What’s the story with Hayward’s contract? Player option? What are the chances he is a Celtic next year? What are the scenarios in which he is not on the team? — @ThethinkingJAR
This probably deserves its own ‘bag further down the road but here’s the nitty gritty: Hayward has a $34.2 million player option for the 2020-21 season. In the aftermath of his injury, it felt like a good bet he’d be picking up that hefty payday. But if Hayward builds off his strong start when he returns from a left hand fracture, he will have options to consider. Remember that, as a player with 10 years of NBA service after this season, Hayward will be eligible to earn a starting salary up to 35 percent of the 2020-21 cap — or a whopping $40.6 million.
Will some team be willing to give him that sort of money? An underwhelming crop of free agents this summer could at least entice Hayward to test the market. If he simply craves security, an opt out could leave him in position to add big-money years without jeopardizing that big payday. Boston’s commitment to Walker and Jaylen Brown, combined with Tatum’s looming max-contract extension, does leave Boston with plenty to ponder about how much and how long they want to pay Hayward.

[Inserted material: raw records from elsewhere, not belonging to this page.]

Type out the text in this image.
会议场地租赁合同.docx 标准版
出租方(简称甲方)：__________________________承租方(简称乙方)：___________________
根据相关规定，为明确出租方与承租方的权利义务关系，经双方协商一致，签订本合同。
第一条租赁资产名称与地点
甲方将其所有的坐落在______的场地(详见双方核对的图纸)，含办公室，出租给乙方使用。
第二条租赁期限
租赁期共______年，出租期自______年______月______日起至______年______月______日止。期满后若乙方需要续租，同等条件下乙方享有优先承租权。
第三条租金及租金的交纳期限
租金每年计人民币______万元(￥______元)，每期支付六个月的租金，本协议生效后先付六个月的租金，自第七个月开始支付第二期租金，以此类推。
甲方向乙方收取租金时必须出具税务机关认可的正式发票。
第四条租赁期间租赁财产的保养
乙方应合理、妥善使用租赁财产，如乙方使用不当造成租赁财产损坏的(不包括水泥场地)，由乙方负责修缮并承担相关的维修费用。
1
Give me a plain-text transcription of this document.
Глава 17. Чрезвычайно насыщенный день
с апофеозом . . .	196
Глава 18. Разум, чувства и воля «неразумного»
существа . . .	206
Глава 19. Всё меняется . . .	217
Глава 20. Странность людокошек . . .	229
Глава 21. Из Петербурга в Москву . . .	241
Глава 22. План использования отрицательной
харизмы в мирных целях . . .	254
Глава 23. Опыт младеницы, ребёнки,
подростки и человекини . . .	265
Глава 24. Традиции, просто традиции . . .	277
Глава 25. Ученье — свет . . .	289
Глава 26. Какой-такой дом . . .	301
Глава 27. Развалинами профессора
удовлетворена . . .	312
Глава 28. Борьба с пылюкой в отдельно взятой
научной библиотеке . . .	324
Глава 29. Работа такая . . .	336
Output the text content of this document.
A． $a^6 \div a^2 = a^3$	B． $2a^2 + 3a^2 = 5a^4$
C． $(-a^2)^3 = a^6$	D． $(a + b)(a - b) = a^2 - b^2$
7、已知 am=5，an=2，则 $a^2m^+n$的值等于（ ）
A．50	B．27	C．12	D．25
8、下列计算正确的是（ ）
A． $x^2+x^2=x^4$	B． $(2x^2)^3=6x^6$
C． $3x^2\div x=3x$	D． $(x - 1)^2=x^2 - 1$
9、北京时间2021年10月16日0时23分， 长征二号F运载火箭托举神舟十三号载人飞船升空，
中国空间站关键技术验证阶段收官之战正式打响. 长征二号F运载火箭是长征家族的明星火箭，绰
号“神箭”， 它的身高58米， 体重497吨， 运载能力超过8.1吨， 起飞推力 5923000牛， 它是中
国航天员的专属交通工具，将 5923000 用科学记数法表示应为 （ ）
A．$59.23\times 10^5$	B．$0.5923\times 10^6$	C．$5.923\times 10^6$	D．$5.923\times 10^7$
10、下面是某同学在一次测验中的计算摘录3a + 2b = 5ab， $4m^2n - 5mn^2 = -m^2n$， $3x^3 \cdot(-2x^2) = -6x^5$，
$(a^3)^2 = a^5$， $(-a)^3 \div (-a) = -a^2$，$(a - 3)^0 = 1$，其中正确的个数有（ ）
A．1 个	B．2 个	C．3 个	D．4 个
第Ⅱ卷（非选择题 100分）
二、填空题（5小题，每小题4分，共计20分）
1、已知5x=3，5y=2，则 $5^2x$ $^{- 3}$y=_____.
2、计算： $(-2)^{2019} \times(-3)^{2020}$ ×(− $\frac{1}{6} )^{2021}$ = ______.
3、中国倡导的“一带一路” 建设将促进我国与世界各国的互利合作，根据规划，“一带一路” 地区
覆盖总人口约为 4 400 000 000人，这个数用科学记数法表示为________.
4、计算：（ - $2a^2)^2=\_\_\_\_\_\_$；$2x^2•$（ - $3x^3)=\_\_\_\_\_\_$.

Do you think Jaylen Brown should have a bigger role? It seems like when he is aggressive and utilized in the offense, good things happen. I feel like Walker and Tatum get their shots no matter but if people aren’t looking for Brown he can disappear on offense. — @Downtown13
Brown is third on the team in usage rate (22.5) behind only Walker (27.5) and Tatum (26.7). It seems likely he’ll slip behind Hayward upon his return. He’s still getting a lot of chances despite all of Boston’s mouths to feed but it’s undeniable that the Celtics have to keep Brown involved. Case in point: The Celtics are 10-2 when Brown’s usage rate is higher than 20 in a game. They’re 1-3 when it’s not. Sometimes it’s just going to be on Brown to pick his spots and show that aggressiveness going at the basket. If Boston’s other top options are drawing attention, Brown should have opportunities against favorable matchups.
Do you think the Celtics will make the Finals if healthy? — @junito78p
FiveThirtyEight has Boston with a 7 percent chance of making the Finals. That feels about right at the moment. I certainly feel like this team’s ceiling is higher but let’s see them at full strength before we start guessing if they’ll be in the championship round.